Reading Across Rhode Island, Pell Center to host virtual kick-off of community reading program
Reading Across Rhode Island (RARI), Rhode Island’s community reading program, kicks off virtually on Tuesday, Jan. 25, at 7:00 p.m. with the the Pell Center for International Relations and Public Policy. The event will be held live on the Pell Center’s Facebook page, and registration about the kick off can be found on the Eventbrite page.
For 2021, RARI will be reading the New York Times best-selling “Firekeeper’s Daughter” by Angeline Boulley, a groundbreaking YA thriller about a Native teen who must root out the corruption in her community. “Firekeeper’s Daughter” gives fascinating insight into life on and off an Indian reservation told through the eyes of a resilient and resourceful heroine.
The author Boulley is an enrolled member of the Sault Ste.

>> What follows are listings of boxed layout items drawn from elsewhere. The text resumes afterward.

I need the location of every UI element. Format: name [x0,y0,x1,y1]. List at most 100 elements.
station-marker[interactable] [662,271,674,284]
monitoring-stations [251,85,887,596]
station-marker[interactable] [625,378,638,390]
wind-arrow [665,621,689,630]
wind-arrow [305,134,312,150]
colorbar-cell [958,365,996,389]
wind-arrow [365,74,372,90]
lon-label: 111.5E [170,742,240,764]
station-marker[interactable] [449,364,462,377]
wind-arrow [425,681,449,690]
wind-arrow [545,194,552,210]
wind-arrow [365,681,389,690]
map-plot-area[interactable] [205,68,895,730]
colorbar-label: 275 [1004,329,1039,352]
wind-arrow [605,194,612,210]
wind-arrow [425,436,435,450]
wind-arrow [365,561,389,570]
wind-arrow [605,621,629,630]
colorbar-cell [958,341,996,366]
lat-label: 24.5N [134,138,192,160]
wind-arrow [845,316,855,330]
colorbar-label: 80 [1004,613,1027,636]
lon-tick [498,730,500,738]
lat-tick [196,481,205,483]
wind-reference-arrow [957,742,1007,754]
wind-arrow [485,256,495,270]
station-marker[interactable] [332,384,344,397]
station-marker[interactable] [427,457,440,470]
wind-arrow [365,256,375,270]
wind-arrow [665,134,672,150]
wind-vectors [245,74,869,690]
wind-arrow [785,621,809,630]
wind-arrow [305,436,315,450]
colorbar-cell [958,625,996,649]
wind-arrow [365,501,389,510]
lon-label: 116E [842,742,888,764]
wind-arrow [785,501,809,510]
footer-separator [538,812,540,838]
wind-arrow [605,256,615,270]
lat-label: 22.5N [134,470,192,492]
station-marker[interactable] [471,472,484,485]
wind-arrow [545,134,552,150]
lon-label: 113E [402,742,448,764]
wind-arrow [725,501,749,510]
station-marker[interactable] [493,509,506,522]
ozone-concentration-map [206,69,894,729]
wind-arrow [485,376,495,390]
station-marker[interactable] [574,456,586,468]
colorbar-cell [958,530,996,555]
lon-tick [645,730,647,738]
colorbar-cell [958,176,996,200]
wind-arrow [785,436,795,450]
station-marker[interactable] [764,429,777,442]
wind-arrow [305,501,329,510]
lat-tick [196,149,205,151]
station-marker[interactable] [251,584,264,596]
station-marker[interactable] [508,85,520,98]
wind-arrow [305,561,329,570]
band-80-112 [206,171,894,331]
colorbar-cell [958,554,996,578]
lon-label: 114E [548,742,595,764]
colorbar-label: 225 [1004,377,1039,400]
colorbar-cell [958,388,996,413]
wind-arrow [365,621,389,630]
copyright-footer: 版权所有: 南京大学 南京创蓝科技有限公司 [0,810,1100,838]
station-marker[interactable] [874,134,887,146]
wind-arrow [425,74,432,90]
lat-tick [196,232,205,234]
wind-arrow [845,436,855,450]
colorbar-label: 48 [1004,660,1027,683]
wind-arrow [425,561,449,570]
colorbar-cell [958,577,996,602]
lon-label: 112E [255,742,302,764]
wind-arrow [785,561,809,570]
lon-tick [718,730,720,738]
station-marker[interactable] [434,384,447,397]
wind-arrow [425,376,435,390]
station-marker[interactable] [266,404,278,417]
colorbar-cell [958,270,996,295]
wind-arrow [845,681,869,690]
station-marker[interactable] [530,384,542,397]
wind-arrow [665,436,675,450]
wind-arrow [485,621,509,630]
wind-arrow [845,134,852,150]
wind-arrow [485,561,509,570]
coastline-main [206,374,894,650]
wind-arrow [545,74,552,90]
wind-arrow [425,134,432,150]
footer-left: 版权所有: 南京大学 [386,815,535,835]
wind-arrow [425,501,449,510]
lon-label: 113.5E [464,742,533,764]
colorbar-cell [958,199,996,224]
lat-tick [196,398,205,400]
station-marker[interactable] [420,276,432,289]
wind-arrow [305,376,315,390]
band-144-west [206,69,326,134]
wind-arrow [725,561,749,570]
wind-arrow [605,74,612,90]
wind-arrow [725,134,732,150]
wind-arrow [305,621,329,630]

Marie Tribe of Chippewa Indians, and she often writes about her Ojibwe community in Michigan’s Upper Peninsula. She is a former Director of the Office of Indian Education at the U.S. Department of Education. “Firekeeper’s Daughter” is her debut novel, and it was an instant bestseller.
The kickoff for “Firekeeper’s Daughter” will be with Lorén Spears of the Narragansett Indian Tribe, RARI’s 2022 honorary chair as well as the executive director of Tomaquag Museum. Readers are invited to join Spears — along with moderators Jim Ludes, executive director of the Pell Center; Silvermoon Mars LaRose of the Narragansett Indian Tribe, assistant director of the Tomaquag Museum; and Maureen Nagle, the RARI chair.
Reading Across Rhode Island is a program put on by the Rhode Island Center for the Book, and the program is made possible through a collaboration of readers, librarians, teachers and book group leaders from across the state. Registration and more information about Reading Across Rhode Island’s community reading program launch can be found on the Pell Center’s Eventbrite page.